O co chodzi wyjaśnił Tomasz Tomczykiewicz, wiceminister gospodarki. Otóż okazało się, że znane są już dokładnie zarzuty Komisji Europejskiej (KE) wobec Polski dotyczące nie pełnego wdrożenia do prawa krajowego dyrektywy gazowej. KE pozwała Polskę z tego powodu do Trybunału Sprawiedliwości Unii Europejskiej, jesienią 2012 roku.
- W związku z tym, że wiemy już dokładnie jakie są zarzuty (…) wiemy, że musimy jeszcze czy powinniśmy uzupełnić projekt ustawy o kilka punktów tak, aby w pełni implementować dyrektywę. Tak, aby ta skarga mogła być z Trybunału wycofana. W związku z tym gorąca prosimy o to, aby można wrócić do podkomisji by uzupełnić o niezbędne paragrafy tę ustawę, abyśmy mieli pewność ,że przyjęta ustawa w pełni wypełni wymagania dyrektywy – mówił Tomasz Tomczykiewicz.
Nie było sprzeciwu wobec wniosku o odesłanie małego trójpaku do prac w podkomisji i na tym posiedzenie Komisji Gospodarki się skończyło.

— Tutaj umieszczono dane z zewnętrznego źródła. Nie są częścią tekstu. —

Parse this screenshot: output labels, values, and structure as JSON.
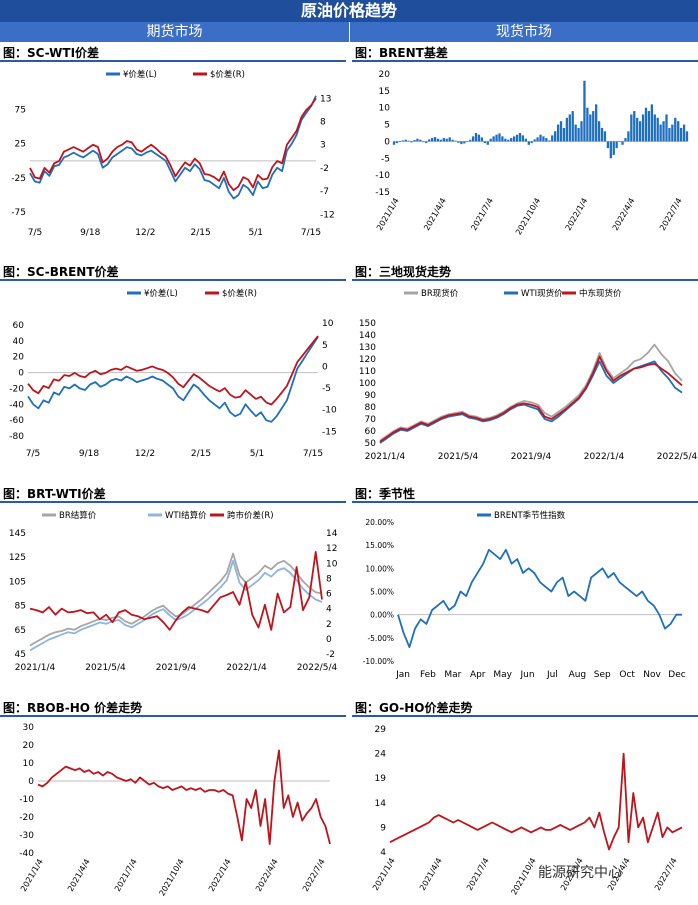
{
  "banner": "原油价格趋势",
  "columns": {
    "left": "期货市场",
    "right": "现货市场"
  },
  "watermark": "能源研究中心",
  "colors": {
    "blue": "#1f6fbf",
    "red": "#c0141c",
    "gray": "#a6a6a6",
    "lightblue": "#8db4e2"
  },
  "chart_data": [
    {
      "id": "c1",
      "type": "line",
      "title": "图：SC-WTI价差",
      "x_ticks": [
        "7/5",
        "9/18",
        "12/2",
        "2/15",
        "5/1",
        "7/15"
      ],
      "y_left": [
        -75,
        -25,
        25,
        75
      ],
      "y_left_range": [
        -85,
        105
      ],
      "y_right": [
        -12,
        -7,
        -2,
        3,
        8,
        13
      ],
      "y_right_range": [
        -13,
        15
      ],
      "series": [
        {
          "name": "¥价差(L)",
          "color": "#1f6fbf",
          "axis": "left",
          "values": [
            -18,
            -30,
            -32,
            -15,
            -22,
            -8,
            -6,
            5,
            8,
            12,
            8,
            5,
            10,
            15,
            10,
            -10,
            -5,
            5,
            10,
            15,
            20,
            18,
            10,
            8,
            12,
            15,
            10,
            5,
            0,
            -15,
            -30,
            -20,
            -10,
            -15,
            -5,
            -12,
            -28,
            -30,
            -35,
            -40,
            -25,
            -45,
            -55,
            -50,
            -35,
            -40,
            -50,
            -30,
            -40,
            -38,
            -20,
            -10,
            -15,
            15,
            25,
            38,
            60,
            70,
            80,
            95
          ]
        },
        {
          "name": "$价差(R)",
          "color": "#c0141c",
          "axis": "right",
          "values": [
            -2,
            -4,
            -4.3,
            -2,
            -3,
            -1,
            -0.5,
            1.5,
            2,
            2.5,
            2,
            1.5,
            2.3,
            3,
            2.5,
            -0.8,
            0,
            1.5,
            2.5,
            3,
            3.8,
            3.5,
            2,
            1.5,
            2.3,
            3,
            2.2,
            1.2,
            0.5,
            -1.5,
            -3.8,
            -2.2,
            -0.8,
            -1.5,
            0,
            -1,
            -3.3,
            -3.5,
            -4,
            -4.8,
            -2.8,
            -5.5,
            -6.8,
            -6,
            -4,
            -4.5,
            -6.2,
            -3.5,
            -4.5,
            -4.3,
            -1.8,
            -0.5,
            -1,
            3,
            4.5,
            6,
            9,
            10.5,
            11.5,
            13
          ]
        }
      ]
    },
    {
      "id": "c2",
      "type": "bar",
      "title": "图：BRENT基差",
      "x_ticks": [
        "2021/1/4",
        "2021/4/4",
        "2021/7/4",
        "2021/10/4",
        "2022/1/4",
        "2022/4/4",
        "2022/7/4"
      ],
      "y_left": [
        -15,
        -10,
        -5,
        0,
        5,
        10,
        15,
        20
      ],
      "y_left_range": [
        -15,
        20
      ],
      "series": [
        {
          "name": "BRENT基差",
          "color": "#1f6fbf",
          "values": [
            -1,
            -0.5,
            0,
            0.3,
            0.5,
            0.2,
            -0.3,
            0.4,
            0.8,
            0.5,
            -0.2,
            -0.5,
            0.6,
            1,
            1.3,
            0.8,
            0.5,
            1,
            0.8,
            1.2,
            0.5,
            0.2,
            -0.4,
            -0.8,
            -0.6,
            -0.2,
            0.5,
            1.5,
            2.5,
            2,
            1.2,
            -0.5,
            -1,
            0.8,
            1.5,
            2,
            2.4,
            1.5,
            0.8,
            0.5,
            1,
            1.5,
            2,
            2.5,
            1.8,
            0.8,
            -1,
            -0.5,
            0.6,
            1.2,
            2,
            1.5,
            1,
            0.3,
            1.8,
            3,
            5,
            6,
            4,
            7,
            8,
            9,
            5,
            4,
            6,
            18,
            10,
            8,
            9,
            11,
            6,
            4,
            3,
            -2,
            -5,
            -4,
            -2,
            0,
            -1,
            1,
            3,
            8,
            9,
            7,
            6,
            8,
            10,
            9,
            11,
            8,
            7,
            5,
            6,
            8,
            4,
            5,
            7,
            6,
            4,
            5,
            3
          ]
        }
      ]
    },
    {
      "id": "c3",
      "type": "line",
      "title": "图：SC-BRENT价差",
      "x_ticks": [
        "7/5",
        "9/18",
        "12/2",
        "2/15",
        "5/1",
        "7/15"
      ],
      "y_left": [
        -80,
        -60,
        -40,
        -20,
        0,
        20,
        40,
        60
      ],
      "y_left_range": [
        -85,
        65
      ],
      "y_right": [
        -15,
        -10,
        -5,
        0,
        5,
        10
      ],
      "y_right_range": [
        -17,
        10.5
      ],
      "series": [
        {
          "name": "¥价差(L)",
          "color": "#1f6fbf",
          "axis": "left",
          "values": [
            -30,
            -40,
            -45,
            -35,
            -38,
            -25,
            -28,
            -18,
            -20,
            -15,
            -20,
            -22,
            -15,
            -12,
            -18,
            -15,
            -10,
            -8,
            -10,
            -5,
            -8,
            -12,
            -10,
            -8,
            -5,
            -8,
            -10,
            -15,
            -20,
            -30,
            -35,
            -25,
            -15,
            -20,
            -28,
            -35,
            -40,
            -45,
            -38,
            -50,
            -55,
            -52,
            -40,
            -48,
            -55,
            -50,
            -60,
            -62,
            -55,
            -45,
            -35,
            -15,
            5,
            15,
            25,
            35,
            45
          ]
        },
        {
          "name": "$价差(R)",
          "color": "#c0141c",
          "axis": "right",
          "values": [
            -4,
            -5.5,
            -6.2,
            -4.5,
            -5,
            -3,
            -3.3,
            -2,
            -2.2,
            -1.5,
            -2.2,
            -2.5,
            -1.5,
            -1,
            -1.8,
            -1.5,
            -0.8,
            -0.5,
            -0.8,
            0,
            -0.5,
            -1,
            -0.8,
            -0.4,
            0,
            -0.5,
            -0.8,
            -1.5,
            -2.5,
            -4,
            -4.8,
            -3.3,
            -1.8,
            -2.5,
            -3.5,
            -4.5,
            -5.2,
            -5.8,
            -5,
            -6.5,
            -7.2,
            -7,
            -5.5,
            -6.5,
            -7.5,
            -7,
            -8.3,
            -8.8,
            -7.5,
            -6,
            -4.5,
            -1.8,
            1,
            2.5,
            4,
            5.5,
            7
          ]
        }
      ]
    },
    {
      "id": "c4",
      "type": "line",
      "title": "图：三地现货走势",
      "x_ticks": [
        "2021/1/4",
        "2021/5/4",
        "2021/9/4",
        "2022/1/4",
        "2022/5/4"
      ],
      "y_left": [
        50,
        60,
        70,
        80,
        90,
        100,
        110,
        120,
        130,
        140,
        150
      ],
      "y_left_range": [
        50,
        150
      ],
      "series": [
        {
          "name": "BR现货价",
          "color": "#a6a6a6",
          "values": [
            52,
            56,
            60,
            63,
            62,
            65,
            68,
            66,
            69,
            72,
            74,
            75,
            76,
            73,
            72,
            70,
            71,
            73,
            76,
            80,
            83,
            85,
            84,
            82,
            75,
            72,
            76,
            80,
            85,
            90,
            98,
            110,
            125,
            112,
            104,
            108,
            112,
            118,
            120,
            125,
            132,
            124,
            118,
            108,
            102
          ]
        },
        {
          "name": "WTI现货价",
          "color": "#1f6fbf",
          "values": [
            50,
            54,
            58,
            61,
            60,
            63,
            66,
            64,
            67,
            70,
            72,
            73,
            74,
            71,
            70,
            68,
            69,
            71,
            74,
            78,
            81,
            82,
            80,
            78,
            70,
            68,
            72,
            77,
            82,
            87,
            95,
            106,
            118,
            106,
            100,
            104,
            108,
            112,
            114,
            116,
            118,
            110,
            104,
            96,
            92
          ]
        },
        {
          "name": "中东现货价",
          "color": "#c0141c",
          "values": [
            51,
            55,
            59,
            62,
            61,
            64,
            67,
            65,
            68,
            71,
            73,
            74,
            75,
            72,
            71,
            69,
            70,
            72,
            75,
            79,
            82,
            83,
            82,
            80,
            72,
            70,
            74,
            78,
            83,
            88,
            96,
            108,
            122,
            110,
            102,
            106,
            109,
            112,
            113,
            115,
            116,
            112,
            108,
            103,
            98
          ]
        }
      ]
    },
    {
      "id": "c5",
      "type": "line",
      "title": "图：BRT-WTI价差",
      "x_ticks": [
        "2021/1/4",
        "2021/5/4",
        "2021/9/4",
        "2022/1/4",
        "2022/5/4"
      ],
      "y_left": [
        45,
        65,
        85,
        105,
        125,
        145
      ],
      "y_left_range": [
        45,
        145
      ],
      "y_right": [
        -2,
        0,
        2,
        4,
        6,
        8,
        10,
        12,
        14
      ],
      "y_right_range": [
        -2,
        14
      ],
      "series": [
        {
          "name": "BR结算价",
          "color": "#a6a6a6",
          "axis": "left",
          "values": [
            52,
            55,
            58,
            61,
            63,
            64,
            66,
            65,
            68,
            70,
            72,
            74,
            73,
            75,
            76,
            72,
            70,
            73,
            76,
            80,
            83,
            85,
            80,
            76,
            78,
            82,
            86,
            90,
            95,
            100,
            105,
            112,
            128,
            110,
            104,
            108,
            112,
            118,
            115,
            120,
            122,
            118,
            112,
            105,
            100,
            96,
            95
          ]
        },
        {
          "name": "WTI结算价",
          "color": "#8db4e2",
          "axis": "left",
          "values": [
            48,
            51,
            54,
            57,
            59,
            61,
            63,
            62,
            65,
            67,
            69,
            71,
            70,
            72,
            73,
            69,
            67,
            70,
            73,
            77,
            80,
            82,
            77,
            73,
            75,
            78,
            82,
            86,
            90,
            95,
            100,
            106,
            122,
            104,
            98,
            102,
            106,
            112,
            109,
            114,
            116,
            112,
            106,
            99,
            94,
            90,
            88
          ]
        },
        {
          "name": "跨市价差(R)",
          "color": "#c0141c",
          "axis": "right",
          "values": [
            4,
            3.8,
            3.5,
            4.2,
            3.2,
            4,
            3.5,
            3.6,
            3.8,
            3.4,
            3.5,
            2.6,
            3.2,
            2.2,
            3.5,
            3.8,
            3.2,
            3,
            2.6,
            2.8,
            3,
            2.2,
            1.2,
            2.5,
            3.5,
            4.2,
            4,
            3.8,
            3.5,
            4.5,
            5.5,
            5.8,
            6.2,
            4.5,
            7.5,
            3.2,
            1.5,
            4.5,
            1.2,
            6,
            3.5,
            4.2,
            9.5,
            3.8,
            5.5,
            11.5,
            5.2
          ]
        }
      ]
    },
    {
      "id": "c6",
      "type": "line",
      "title": "图：季节性",
      "x_ticks": [
        "Jan",
        "Feb",
        "Mar",
        "Apr",
        "May",
        "Jun",
        "Jul",
        "Aug",
        "Sep",
        "Oct",
        "Nov",
        "Dec"
      ],
      "y_left": [
        "20.00%",
        "15.00%",
        "10.00%",
        "5.00%",
        "0.00%",
        "-5.00%",
        "-10.00%"
      ],
      "y_left_range": [
        -10,
        20
      ],
      "series": [
        {
          "name": "BRENT季节性指数",
          "color": "#1f6fbf",
          "values": [
            0,
            -4,
            -7,
            -3,
            -1,
            -2,
            1,
            2,
            3,
            1,
            2,
            5,
            4,
            7,
            9,
            11,
            14,
            13,
            12,
            14,
            11,
            12,
            9,
            10,
            9,
            7,
            6,
            5,
            7,
            8,
            4,
            5,
            4,
            3,
            8,
            9,
            10,
            8,
            9,
            7,
            6,
            5,
            4,
            5,
            3,
            2,
            0,
            -3,
            -2,
            0,
            0
          ]
        }
      ]
    },
    {
      "id": "c7",
      "type": "line",
      "title": "图：RBOB-HO 价差走势",
      "x_ticks": [
        "2021/1/4",
        "2021/4/4",
        "2021/7/4",
        "2021/10/4",
        "2022/1/4",
        "2022/4/4",
        "2022/7/4"
      ],
      "y_left": [
        -40,
        -30,
        -20,
        -10,
        0,
        10,
        20,
        30
      ],
      "y_left_range": [
        -40,
        30
      ],
      "series": [
        {
          "name": "RBOB-HO价差",
          "color": "#c0141c",
          "values": [
            -2,
            -3,
            -1,
            2,
            4,
            6,
            8,
            7,
            6,
            7,
            5,
            6,
            4,
            5,
            3,
            5,
            4,
            2,
            1,
            0,
            1,
            -1,
            2,
            0,
            -2,
            -1,
            -3,
            -4,
            -3,
            -5,
            -4,
            -3,
            -5,
            -4,
            -5,
            -4,
            -6,
            -5,
            -5,
            -6,
            -5,
            -7,
            -8,
            -20,
            -33,
            -10,
            -15,
            -5,
            -25,
            -10,
            -35,
            0,
            17,
            -15,
            -8,
            -20,
            -12,
            -22,
            -18,
            -15,
            -10,
            -20,
            -25,
            -35
          ]
        }
      ]
    },
    {
      "id": "c8",
      "type": "line",
      "title": "图：GO-HO价差走势",
      "x_ticks": [
        "2021/1/4",
        "2021/4/4",
        "2021/7/4",
        "2021/10/4",
        "2022/1/4",
        "2022/4/4",
        "2022/7/4"
      ],
      "y_left": [
        4,
        9,
        14,
        19,
        24,
        29
      ],
      "y_left_range": [
        4,
        29
      ],
      "series": [
        {
          "name": "GO-HO价差",
          "color": "#c0141c",
          "values": [
            6,
            6.5,
            7,
            7.5,
            8,
            8.5,
            9,
            9.5,
            10,
            11,
            11.5,
            11,
            10.5,
            10,
            10.5,
            10,
            9.5,
            9,
            8.5,
            9,
            9.5,
            10,
            9.5,
            9,
            8.5,
            8,
            8.5,
            9,
            8.5,
            8,
            8.5,
            9,
            8.5,
            8.5,
            9,
            9.5,
            9,
            8.5,
            9,
            9.5,
            10,
            11,
            9,
            12,
            8,
            4.5,
            7,
            9,
            24,
            6,
            16,
            9,
            11,
            6,
            9,
            12,
            7,
            9,
            8,
            8.5,
            9
          ]
        }
      ]
    }
  ]
}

Za opóźnienia we wdrożeniu dyrektywy dotyczącej energii elektrycznej KE chce nałożenie na nasz kraj okresowej kary pieniężnej o dziennej stawce 84 378,24 euro, a z powodu jedynie częściowej transpozycji do prawa krajowego dyrektywy w sprawie gazu KE zaproponowała ukaranie nas stawką dzienną w wysokości 88 819,2 euro.